Im April begann ich mit der Suche nach einem Auslandspraktikum. Von Beginn an stand Spanien für mich im Fokus, da ich spanisch noch aus Schulzeiten (7 Jahre) einigermaßen beherrschte. Ich wollte die Sprache auf ein Level bringen, um sie später im Job nutzen zu können. Also schaute ich im Internet nach Praktikumsangeboten in Spanien. Ich fand einige Agenturen, die für eine gewisse Summe geeignete Stellen für den Interessenten finden. Ich bin auf eine Firma gestoßen, die mir dabei geholfen haben. Man zahlt einen gewissen Betrag pro Monat für die Vermittlung und erhält dafür recht gute Angebote (in meinem Fall). Somit kam ich mit dem Weinhändler namens Decántalo in Kontakt und nach ein paar Skype-Interviews habe ich die Zusage für 6 Monate in Barcelona bekommen. Im Juni war dann klar, dass ich in 3 Monaten bereits nach Barcelona gehen werde. Zuvor war ich nie dort gewesen und ich war sehr gespannt, was auf mich zukommen würde. Über das Portal idealista.es habe ich ein Zimmer mitten im Zentrum gefunden. Im Nachhinein muss ich sagen, dass ich viel Glück hatte, da ich die Unterkunft bereits zu Hause zugesichert bekommen habe. Viele Leute suchen nach Ihrer Ankunft wochenlang nach einem geeigneten Zimmer. Im Bereich von 300€ werden wirklich viele miserable Zimmer angeboten, die kein Fenster und ein viel zu kleines Bett haben. Ich würde die Suche nach einer Unterkunft also nicht unterschätzen und mich rechtzeitig vorbereiten. Für ein einigermaßen ordentliches Zimmer sollte man ca. 350€ einplanen.

Ankunft in Barcelona

Ende August kam ich in Barcelona an und hatte zwei dicke Koffer und eine Sporttasche mit mir. Irgendwie habe ich es vom Flughafen bis zur Haustür der WG geschafft und konnte mein Zimmer im Barrio Gotico bestaunen. Meine WG teilte ich mit 3 weiteren Leuten, die seit einigen Jahren in Barcelona lebten. In den ersten Tagen musste ich viele Dinge regeln, wie zum Beispiel die NIE (Ausländeridentifikationsnummer) zu beantragen. Zuerst besorgte ich mir ein gebrauchtes Fahrrad, um die ganzen Amtsbesuche schnell zu meistern. Bezüglich der NIE rate ich für Barcelona sehr viel Geduld mitzubringen. Während in anderen Teilen Spaniens dieser Prozess (Erhalt der NIE) recht schnell geht kann es in Barcelona locker 2-3 Wochen dauern. Das zentrale Problem ist die Terminvergabe beim Amt. Wer also weiß, dass er die NIE gleich zu Beginn braucht, der sollte sich damit schon in Deutschland ein wenig befassen. Wer die Nie sofort braucht und aus bestimmten Gründen nicht länger als 1 Woche warten kann, der kann auch eine Agentur beauftragen. Solche eine Agentur kann dann helfen innerhalb von ein paar Tagen die NIE zu besorgen. Solche Agenturen stellen allerdings recht hohe Kosten in Rechnung. Dies lässt sich durch vorzeitige Informationsbeschaffung und Planung vermeiden.

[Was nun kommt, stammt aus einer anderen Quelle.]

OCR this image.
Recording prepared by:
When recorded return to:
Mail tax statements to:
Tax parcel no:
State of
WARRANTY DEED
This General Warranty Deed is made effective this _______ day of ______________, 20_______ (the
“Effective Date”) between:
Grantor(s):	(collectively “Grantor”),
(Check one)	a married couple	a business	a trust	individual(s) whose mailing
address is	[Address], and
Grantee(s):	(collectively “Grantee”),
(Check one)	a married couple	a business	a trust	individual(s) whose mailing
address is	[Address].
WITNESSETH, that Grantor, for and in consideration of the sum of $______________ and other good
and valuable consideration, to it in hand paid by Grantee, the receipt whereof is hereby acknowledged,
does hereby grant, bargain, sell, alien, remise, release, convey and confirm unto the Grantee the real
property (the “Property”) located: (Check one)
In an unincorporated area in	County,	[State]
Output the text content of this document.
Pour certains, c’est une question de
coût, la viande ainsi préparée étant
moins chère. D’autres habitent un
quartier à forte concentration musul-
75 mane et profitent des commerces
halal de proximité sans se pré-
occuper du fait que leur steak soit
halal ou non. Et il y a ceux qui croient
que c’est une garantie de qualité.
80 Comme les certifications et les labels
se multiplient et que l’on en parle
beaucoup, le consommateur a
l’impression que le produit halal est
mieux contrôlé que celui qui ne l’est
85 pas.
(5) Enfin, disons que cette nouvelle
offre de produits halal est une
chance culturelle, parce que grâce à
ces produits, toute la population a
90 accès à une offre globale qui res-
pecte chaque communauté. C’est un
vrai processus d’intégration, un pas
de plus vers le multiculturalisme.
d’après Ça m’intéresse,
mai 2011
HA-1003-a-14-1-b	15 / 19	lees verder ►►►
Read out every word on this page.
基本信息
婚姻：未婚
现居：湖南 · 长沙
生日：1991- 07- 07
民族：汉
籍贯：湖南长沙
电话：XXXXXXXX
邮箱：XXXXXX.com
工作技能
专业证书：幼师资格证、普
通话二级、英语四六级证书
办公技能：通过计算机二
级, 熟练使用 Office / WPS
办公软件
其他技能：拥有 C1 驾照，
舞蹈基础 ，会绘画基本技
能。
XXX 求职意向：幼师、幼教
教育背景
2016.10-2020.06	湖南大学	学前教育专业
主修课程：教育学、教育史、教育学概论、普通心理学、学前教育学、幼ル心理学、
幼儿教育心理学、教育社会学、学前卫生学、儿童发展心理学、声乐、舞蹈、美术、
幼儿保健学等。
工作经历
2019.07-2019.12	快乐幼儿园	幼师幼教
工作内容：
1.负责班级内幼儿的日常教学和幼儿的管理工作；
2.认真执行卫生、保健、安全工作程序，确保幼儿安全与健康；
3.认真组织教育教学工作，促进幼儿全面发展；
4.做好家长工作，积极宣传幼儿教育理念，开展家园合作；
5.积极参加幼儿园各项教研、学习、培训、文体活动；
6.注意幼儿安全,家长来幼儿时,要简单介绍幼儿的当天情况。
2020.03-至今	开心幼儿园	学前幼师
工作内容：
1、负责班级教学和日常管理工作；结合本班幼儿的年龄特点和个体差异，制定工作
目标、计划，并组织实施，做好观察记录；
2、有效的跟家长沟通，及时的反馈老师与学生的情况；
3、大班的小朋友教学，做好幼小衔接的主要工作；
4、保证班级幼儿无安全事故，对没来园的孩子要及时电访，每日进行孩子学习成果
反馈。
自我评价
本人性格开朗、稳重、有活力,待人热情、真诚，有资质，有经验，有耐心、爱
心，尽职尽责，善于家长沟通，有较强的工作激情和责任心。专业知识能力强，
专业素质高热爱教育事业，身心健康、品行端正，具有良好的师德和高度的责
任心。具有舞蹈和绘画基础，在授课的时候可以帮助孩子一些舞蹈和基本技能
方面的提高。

Klimatisch waren die Bedingungen traumhaft als ich eintraf. Ich konnte noch die letzten Wochen des Sommers genießen und war sehr oft am Strand. Auch nach der Arbeit war immer noch viel los dort. Das hat für einen guten Einstieg gesorgt. Denn viele der Erasmusstudenten trafen sich dort zum Volleyball spielen und relaxen. So konnte man schnell neue Kontakte knüpfen.

Das Praktikum

Direkt zu Beginn habe ich meine Aufgaben zugeteilt bekommen und bekam einen Einblick. Wie ich bereits vorher informiert wurde, gehörten hierzu der Kundenkontakt und die Übersetzungen von Weinbeschreibungen für die Homepage. Leider war die Arbeit über die gesamte Zeit recht eintönig. Es gab kaum Abwechslung und ich war von der Arbeit an sich recht gelangweilt. Dies war jedoch nicht sonderlich schlimm für mich, da kulturelle und sprachliche Aspekte klar im Fokus standen. Die meiste Zeit des Tages übersetzte ich Weinbeschreibungen von der Website vom Spanischen ins Deutsche. Zu Beginn war dies nicht einfach, denn gerade mit dem Thema Wein sind viele Fachbegriffe verbunden, die ich auch auf Deutsch oder anderen Sprachen nicht kannte. Ich musste mir erstmal ein grobes Fachwissen aneignen und konnte Stück für Stück neue Vokabeln lernen. Nach einer Weile waren die Texte extrem einfach zu übersetzten, da Sie sich im Grunde alle ähnelten. Somit wurde es mit der Zeit wirklich langweilig. Interessanter war es, wenn ich Kundengespräche am Telefon hatte. Allerdings kamen an meinem Telefon leider nur deutschsprachige Kunden an.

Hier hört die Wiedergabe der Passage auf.